Convert \(4.68 \times 10^{-1}\) to standard notation.

Scientific notation is a way of expressing numbers that are too big or too small to be conveniently written in decimal form. It is often used by scientists, engineers, and mathematicians to make calculations easier and to visually simplify complex numbers.

It consists of two parts: a coefficient and a power of ten. The coefficient must be a number between 1 and 10, and it is often a decimal. For instance, in the exercise's given number, the coefficient is 4.68. The second part is the exponent, which indicates the number of places to move the decimal point in the coefficient. A positive exponent moves the decimal point to the right, making the number larger, while a negative exponent, like in the provided example \(4.68 \times 10^{-1}\), moves it to the left, indicating a smaller number.
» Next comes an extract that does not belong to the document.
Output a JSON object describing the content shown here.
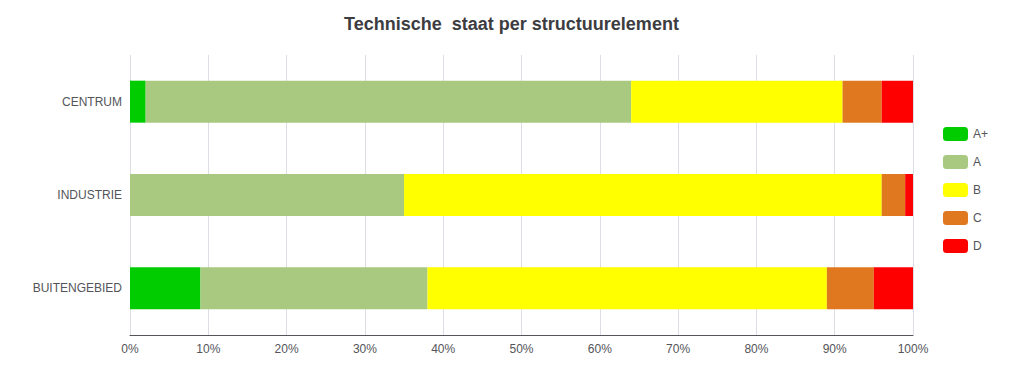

To convert a number from scientific notation to standard notation, you multiply the coefficient by ten raised to the power of the exponent. If the exponent is negative, you're essentially dividing by ten to the corresponding positive exponent.

Standard notation is the regular way of writing numbers that we use daily. Unlike scientific notation, standard notation does not involve exponents; it simply refers to writing out the number fully, showing its value in terms of units, tens, hundreds, and so on.

Converting from scientific notation to standard notation involves moving the decimal point of the coefficient according to the power of ten. As in the exercise \(4.68 \times 10^{-1}\), the number is converted to 0.468 by moving the decimal one place to the left. Standard notation is especially handy for grasping the actual size or quantity represented by a number because it allows us to see all of the digits without the shorthand of scientific notation.

Exponents, also referred to as powers, are a critical part of scientific notation and a foundational concept in mathematics. An exponent indicates how many times a number, known as the base, is multiplied by itself. For example, \(10^2\) is 10 multiplied by 10, which equals 100.

In the context of scientific notation, the base is always 10. A positive exponent shows that we have a large number, while a negative exponent, such as \(10^{-1}\), indicates a fractional or decimal number.A negative exponent, like the one in the exercise \(10^{-1}\), is equivalent to the reciprocal of the base raised to the opposite positive power. In this case, \(10^{-1}\) equals \(\frac{1}{10}\). Understanding the laws of exponents is crucial for working with scientific notation and for understanding the true scale of numbers expressed in this form.